Vinyl-Blog

John Hiatt – Mystic Pinball – Wenn der Plattenteller zur Flipperkugel wird

Es gibt Alben, die brauchen kein großes Aufheben. Sie kommen nicht mit Pauken und Trompeten, sondern schleichen sich leise in die Gehörgänge – und bleiben dann einfach da. Mystic Pinball von John Hiatt ist genau so ein Album. Kein Bestseller, kein Grammy-Magnet. Aber ein Werk mit Charakter, Tiefe und einem Sound, der auf Vinyl einfach richtig Sinn ergibt.

Wer ist dieser John Hiatt überhaupt?

Für alle, die ihn nicht sofort auf dem Schirm haben: John Hiatt ist einer dieser Songwriter, von denen man meist Songs kennt, aber nicht immer den Namen. Er schrieb schon für Bonnie Raitt, Eric Clapton, Bob Dylan, Rosanne Cash – um nur mal kurz die erste Liga zu nennen. Und trotzdem bleibt er oft im Hintergrund. Vielleicht, weil er kein Rockstar sein will. Vielleicht, weil er einfach lieber Musik macht als Show. Auch nicht das Schlechteste.

Mystic Pinball – ein Album wie ein Spaziergang durch Gedanken

Veröffentlicht 2012, ist Mystic Pinball Hiatt’s 21. Studioalbum – und damit ungefähr sein siebenundzwanzigstes Leben. Das Schöne: Man merkt es ihm an. Dieses Album ist nicht wild oder laut, sondern klug, gefasst, warm. Wie jemand, der viel erlebt hat – und statt zu jammern einfach drüber singt.

Gleich der Opener „We’re Alright Now“ zieht einen in den Bann: ein trockener Beat, eine Stimme, die ein bisschen nach Whiskey klingt, und ein Text, der Lebensklugheit ohne Selbstmitleid liefert. Es geht um das Leben. Nicht das glatte, sondern das mit Ecken, Macken und ein paar blauen Flecken.
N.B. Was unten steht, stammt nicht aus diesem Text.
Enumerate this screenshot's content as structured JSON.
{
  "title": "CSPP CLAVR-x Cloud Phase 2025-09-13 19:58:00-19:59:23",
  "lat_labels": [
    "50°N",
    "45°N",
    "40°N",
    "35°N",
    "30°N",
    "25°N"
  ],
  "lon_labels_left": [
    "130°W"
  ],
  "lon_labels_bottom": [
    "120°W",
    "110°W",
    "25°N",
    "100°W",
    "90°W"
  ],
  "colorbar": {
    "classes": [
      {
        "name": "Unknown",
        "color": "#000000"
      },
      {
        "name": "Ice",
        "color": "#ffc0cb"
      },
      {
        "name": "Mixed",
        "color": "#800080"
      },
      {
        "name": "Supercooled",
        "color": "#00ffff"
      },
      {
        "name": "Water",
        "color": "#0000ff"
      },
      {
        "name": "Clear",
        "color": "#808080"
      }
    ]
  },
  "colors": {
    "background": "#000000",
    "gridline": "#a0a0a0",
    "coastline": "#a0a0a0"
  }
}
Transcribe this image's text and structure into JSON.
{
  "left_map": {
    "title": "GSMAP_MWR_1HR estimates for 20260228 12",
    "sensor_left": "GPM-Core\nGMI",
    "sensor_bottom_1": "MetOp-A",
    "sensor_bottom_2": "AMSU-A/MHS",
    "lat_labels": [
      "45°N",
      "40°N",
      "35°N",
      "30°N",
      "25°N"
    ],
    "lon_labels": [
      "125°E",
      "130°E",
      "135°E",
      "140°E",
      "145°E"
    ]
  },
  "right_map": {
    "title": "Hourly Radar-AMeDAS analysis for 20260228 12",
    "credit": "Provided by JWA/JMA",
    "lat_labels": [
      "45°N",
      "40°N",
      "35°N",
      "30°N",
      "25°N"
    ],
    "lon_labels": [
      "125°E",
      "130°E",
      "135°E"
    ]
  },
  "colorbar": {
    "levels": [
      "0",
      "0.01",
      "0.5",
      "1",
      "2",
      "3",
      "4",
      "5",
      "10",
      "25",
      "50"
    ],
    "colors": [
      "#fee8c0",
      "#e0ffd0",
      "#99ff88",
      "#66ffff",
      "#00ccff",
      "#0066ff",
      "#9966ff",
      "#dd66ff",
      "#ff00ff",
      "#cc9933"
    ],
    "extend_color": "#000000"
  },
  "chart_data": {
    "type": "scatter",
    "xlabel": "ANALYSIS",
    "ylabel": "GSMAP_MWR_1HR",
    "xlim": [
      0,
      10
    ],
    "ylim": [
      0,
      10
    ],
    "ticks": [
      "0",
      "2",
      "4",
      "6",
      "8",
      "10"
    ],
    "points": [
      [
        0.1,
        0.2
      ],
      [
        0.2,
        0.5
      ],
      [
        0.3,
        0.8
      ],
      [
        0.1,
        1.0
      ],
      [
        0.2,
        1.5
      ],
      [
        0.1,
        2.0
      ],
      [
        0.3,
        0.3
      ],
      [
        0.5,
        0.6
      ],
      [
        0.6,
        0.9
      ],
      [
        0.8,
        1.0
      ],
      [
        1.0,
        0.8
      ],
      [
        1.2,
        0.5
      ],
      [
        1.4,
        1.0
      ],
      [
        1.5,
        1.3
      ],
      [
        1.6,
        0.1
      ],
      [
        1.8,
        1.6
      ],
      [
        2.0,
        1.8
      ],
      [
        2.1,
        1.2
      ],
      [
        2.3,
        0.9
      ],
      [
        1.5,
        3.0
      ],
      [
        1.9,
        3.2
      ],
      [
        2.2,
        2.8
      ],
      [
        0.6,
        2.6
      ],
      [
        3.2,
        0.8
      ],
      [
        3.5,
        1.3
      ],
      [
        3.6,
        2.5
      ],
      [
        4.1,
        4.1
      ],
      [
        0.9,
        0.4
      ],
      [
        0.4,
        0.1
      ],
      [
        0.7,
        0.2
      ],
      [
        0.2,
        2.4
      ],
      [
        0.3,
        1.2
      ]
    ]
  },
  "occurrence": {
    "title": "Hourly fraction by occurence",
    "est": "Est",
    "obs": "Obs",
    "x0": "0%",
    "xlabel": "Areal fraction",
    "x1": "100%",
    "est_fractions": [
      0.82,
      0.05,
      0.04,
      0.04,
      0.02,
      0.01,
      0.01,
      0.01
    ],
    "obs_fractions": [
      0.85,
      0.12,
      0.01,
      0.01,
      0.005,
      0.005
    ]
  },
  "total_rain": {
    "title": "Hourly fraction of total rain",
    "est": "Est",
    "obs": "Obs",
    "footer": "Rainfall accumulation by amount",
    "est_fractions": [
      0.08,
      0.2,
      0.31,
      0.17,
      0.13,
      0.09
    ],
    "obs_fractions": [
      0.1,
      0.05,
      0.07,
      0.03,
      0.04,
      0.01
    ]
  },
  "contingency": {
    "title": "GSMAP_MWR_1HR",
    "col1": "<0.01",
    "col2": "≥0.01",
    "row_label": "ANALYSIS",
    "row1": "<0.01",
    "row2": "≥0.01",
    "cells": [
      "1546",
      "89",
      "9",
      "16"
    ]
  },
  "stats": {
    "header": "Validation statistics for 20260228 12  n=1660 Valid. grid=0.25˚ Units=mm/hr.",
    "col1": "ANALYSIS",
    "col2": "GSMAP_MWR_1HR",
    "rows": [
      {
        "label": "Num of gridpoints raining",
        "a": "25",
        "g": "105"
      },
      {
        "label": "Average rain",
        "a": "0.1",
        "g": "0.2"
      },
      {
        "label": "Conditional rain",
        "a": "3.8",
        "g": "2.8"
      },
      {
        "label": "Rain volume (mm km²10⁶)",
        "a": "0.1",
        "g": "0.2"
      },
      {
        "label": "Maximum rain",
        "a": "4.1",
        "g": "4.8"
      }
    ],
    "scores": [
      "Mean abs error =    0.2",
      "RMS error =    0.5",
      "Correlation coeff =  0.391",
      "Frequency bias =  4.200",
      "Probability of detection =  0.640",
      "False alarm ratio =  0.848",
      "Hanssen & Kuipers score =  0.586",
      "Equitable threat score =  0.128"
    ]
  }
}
It All Comes Back Someday“ klingt wie ein musikalisches Schulterzucken – und das ist in diesem Fall ein Kompliment. Man hört ihm zu und denkt: Ja, stimmt. Genau so ist das.

Spätestens bei „No Wicked Grin“ wird’s bluesig. Hiatt lässt hier die Gitarre knurren, während er fast knurrig dazu singt – das ist Americana vom Feinsten, ohne Filter und ohne Weichzeichner.

Produziert wurde das Ganze von Kevin Shirley – einem, der auch schon bei Joe Bonamassa, Iron Maiden oder Beth Hart an den Reglern saß. Und ja, man hört’s. Die Produktion ist kraftvoll, aber nicht überladen. Der Sound ist direkt, ehrlich – und auf Vinyl besonders charmant. Man hat fast das Gefühl, Hiatt sitzt im Raum.

Und das Vinyl?

180 Gramm, schön gepresst, ruhige Rillen – und ein Cover, das zwischen Retro und Rätsel schwankt. „Mystic Pinball“? Das Bild auf dem Cover lässt Interpretationsspielraum. Irgendwo zwischen Kirmes, kosmischer Sinnsuche und Kneipenflipper. Genau genommen: ein passendes Bild für Hiatts Musik. Denn auch die flackert mal auf, bleibt mal hängen, schießt sich selbst ab – und trifft trotzdem mitten ins Herz.

Kein Hitfeuerwerk – aber ein Herzensalbum

ohn Hiatt – Mystic Pinball ist kein Album für Charts, sondern für Menschen. Für Leute, die Musik nicht streamen, sondern hören. Für alle, die beim Auflegen einer Platte den Alltag kurz abstellen und sich fragen: „Was erzählt mir dieser Song heute?“

Es ist ein Album, das sich nicht aufdrängt. Aber wer sich ihm zuwendet, wird reich belohnt: mit Geschichten, mit Seele – und mit einem Sänger, der nie aufgehört hat, zuzuhören, bevor er singt.

Am besten hören bei Dämmerlicht, einem Glas Rotwein (oder auch Tee) und ohne Smartphone in Reichweite. Vinyl auflegen, Nadel senkt sich, click, los geht’s. Ganz ohne Tilt.